Just to the N is the celebrated Tomb of the Harpies (more correctly, Sirens), dating from the early 5th c. B.C. and nearly 9 m high. The funerary monument, atop its monolithic shaft, was decorated with dynastic reliefs that are now in the British Museum (they have been replaced on the monument itself by casts). The Sirens carry small-scale female figures representing dead souls. Still farther to the NE, beyond the Roman agora, is another remarkable dynastic pillar tomb, probably of the last quarter of the 5th c. B.C. It is almost completely preserved except for the dynast's statue, which, with its lion base, once surmounted the whole 11 m ensemble.

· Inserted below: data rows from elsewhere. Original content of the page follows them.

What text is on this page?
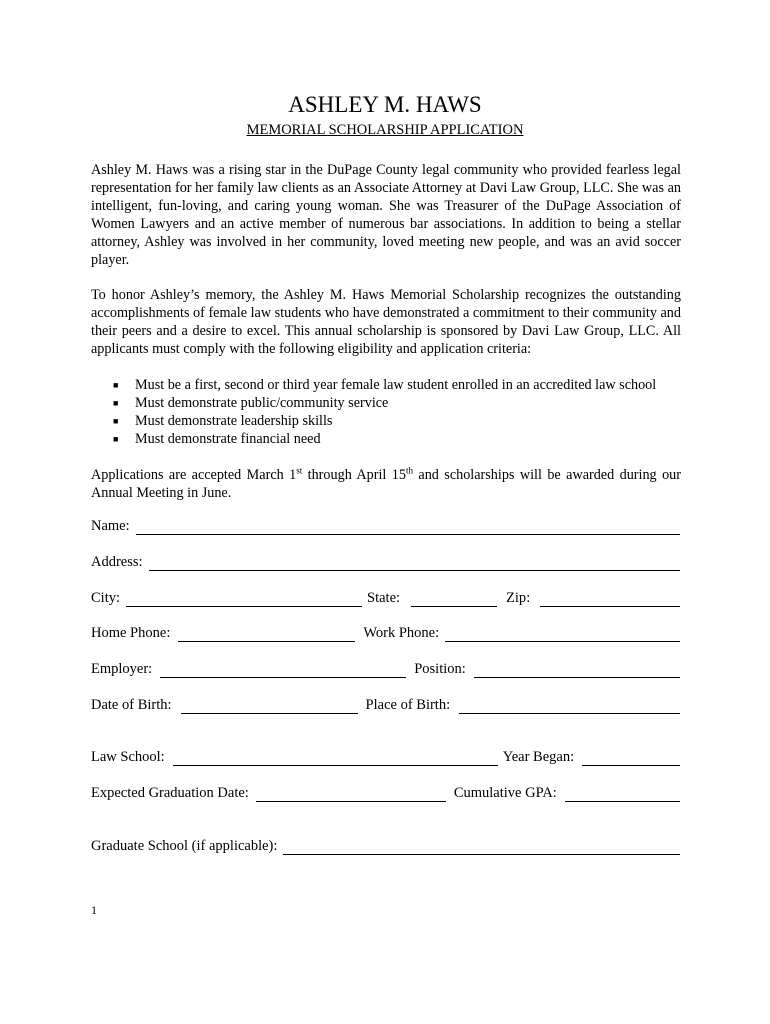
ASHLEY M. HAWS
MEMORIAL SCHOLARSHIP APPLICATION
Ashley M. Haws was a rising star in the DuPage County legal community who provided fearless legal representation for her family law clients as an Associate Attorney at Davi Law Group, LLC. She was an intelligent, fun-loving, and caring young woman. She was Treasurer of the DuPage Association of Women Lawyers and an active member of numerous bar associations. In addition to being a stellar attorney, Ashley was involved in her community, loved meeting new people, and was an avid soccer player.
To honor Ashley’s memory, the Ashley M. Haws Memorial Scholarship recognizes the outstanding accomplishments of female law students who have demonstrated a commitment to their community and their peers and a desire to excel. This annual scholarship is sponsored by Davi Law Group, LLC. All applicants must comply with the following eligibility and application criteria:
■	Must be a first, second or third year female law student enrolled in an accredited law school
■	Must demonstrate public/community service
■	Must demonstrate leadership skills
■	Must demonstrate financial need
Applications are accepted March 1st through April 15th and scholarships will be awarded during our Annual Meeting in June.
Name:
Address:
City:	State:	Zip:
Home Phone:	Work Phone:
Employer:	Position:
Date of Birth:	Place of Birth:
Law School:	Year Began:
Expected Graduation Date:	Cumulative GPA:
Graduate School (if applicable):
1
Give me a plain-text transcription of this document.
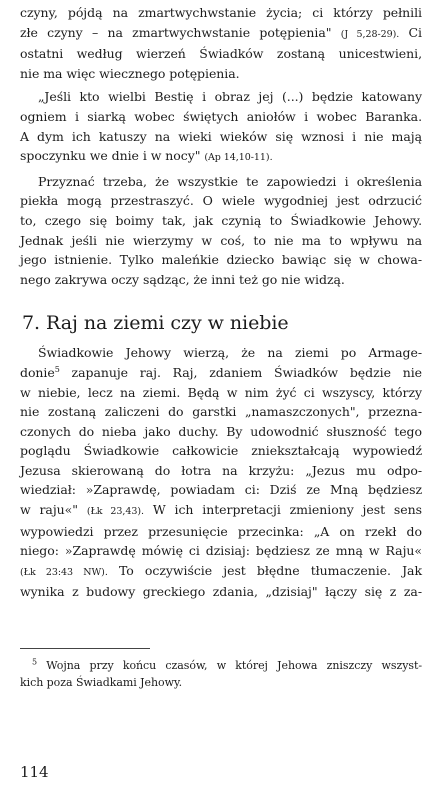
czyny, pójdą na zmartwychwstanie życia; ci którzy pełnili
złe czyny – na zmartwychwstanie potępienia" (J 5,28-29). Ci
ostatni według wierzeń Świadków zostaną unicestwieni,
nie ma więc wiecznego potępienia.
„Jeśli kto wielbi Bestię i obraz jej (...) będzie katowany
ogniem i siarką wobec świętych aniołów i wobec Baranka.
A dym ich katuszy na wieki wieków się wznosi i nie mają
spoczynku we dnie i w nocy" (Ap 14,10-11).
Przyznać trzeba, że wszystkie te zapowiedzi i określenia
piekła mogą przestraszyć. O wiele wygodniej jest odrzucić
to, czego się boimy tak, jak czynią to Świadkowie Jehowy.
Jednak jeśli nie wierzymy w coś, to nie ma to wpływu na
jego istnienie. Tylko maleńkie dziecko bawiąc się w chowa-
nego zakrywa oczy sądząc, że inni też go nie widzą.
7. Raj na ziemi czy w niebie
Świadkowie Jehowy wierzą, że na ziemi po Armage-
donie$^5$ zapanuje raj. Raj, zdaniem Świadków będzie nie
w niebie, lecz na ziemi. Będą w nim żyć ci wszyscy, którzy
nie zostaną zaliczeni do garstki „namaszczonych", przezna-
czonych do nieba jako duchy. By udowodnić słuszność tego
poglądu Świadkowie całkowicie zniekształcają wypowiedź
Jezusa skierowaną do łotra na krzyżu: „Jezus mu odpo-
wiedział: »Zaprawdę, powiadam ci: Dziś ze Mną będziesz
w raju«" (Łk 23,43). W ich interpretacji zmieniony jest sens
wypowiedzi przez przesunięcie przecinka: „A on rzekł do
niego: »Zaprawdę mówię ci dzisiaj: będziesz ze mną w Raju«
(Łk 23:43 NW). To oczywiście jest błędne tłumaczenie. Jak
wynika z budowy greckiego zdania, „dzisiaj" łączy się z za-
$^5$ Wojna przy końcu czasów, w której Jehowa zniszczy wszyst-
kich poza Świadkami Jehowy.
114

The funeral chamber, below the projecting roof atop which the statue was placed, was decorated with reliefs (now in the Istanbul Archaeological Museum) showing the ruler's victories. The monolithic pillar proper is inscribed in both Lycian (as yet undeciphered) and Greek. Across the site to the NE, some 550 m distant, are the sites or remains of three more tombs: the Pavaya Tomb (4th c. B.C., all in the British Museum); the Lion Tomb, the Earliest Lycian pillar tomb so far known, dating from about 545 B.C. (the reliefs are also in the British Museum); and a well-preserved pillar tomb of the 4th c. B.C. with a monolithic shaft supporting a marble burial chamber that is surmounted by a sharply defined, projecting horizontal roof.

Of public monuments there are a number of identifiable remains. Rebuilding was frequent over the centuries, and the usual palimpsests of Classical, Hellenistic, Roman, and Byzantine construction appear. There is a Hellenistic gate at the S entrance to the city of the 190s B.C.; just behind it is a Roman arch dedicated to the emperor Vespasian (A.D. 69-79). Immediately S of the Lycian acropolis are polygonal walls of the 4th c. B.C.; nearby are Hellenistic walls. The theater is of Roman date and type and is fairly well preserved; the stage building's essential form is readable. Beyond the theater to the N lies the Roman agora, about 50 m square and perhaps dating from the end of the 2d c. A.D. or the beginning of the 3d. It was surrounded by porticos and dedicated to the twelve Lycian gods.


BIBLIOGRAPHY

F. Demeargne, H. Metzger, et al., Fouilles de Xanthos 1 (1958), 2 (1963), 3 (1969)MPI; EAA 7 (1966) 1225-31PI; RE XVIII A (1967) 1375-1408; E. Akurgal, Ancient Civilizations and Ruins of Turkey (3d ed. 1973) 258-61, with bibliography on p. 364PI.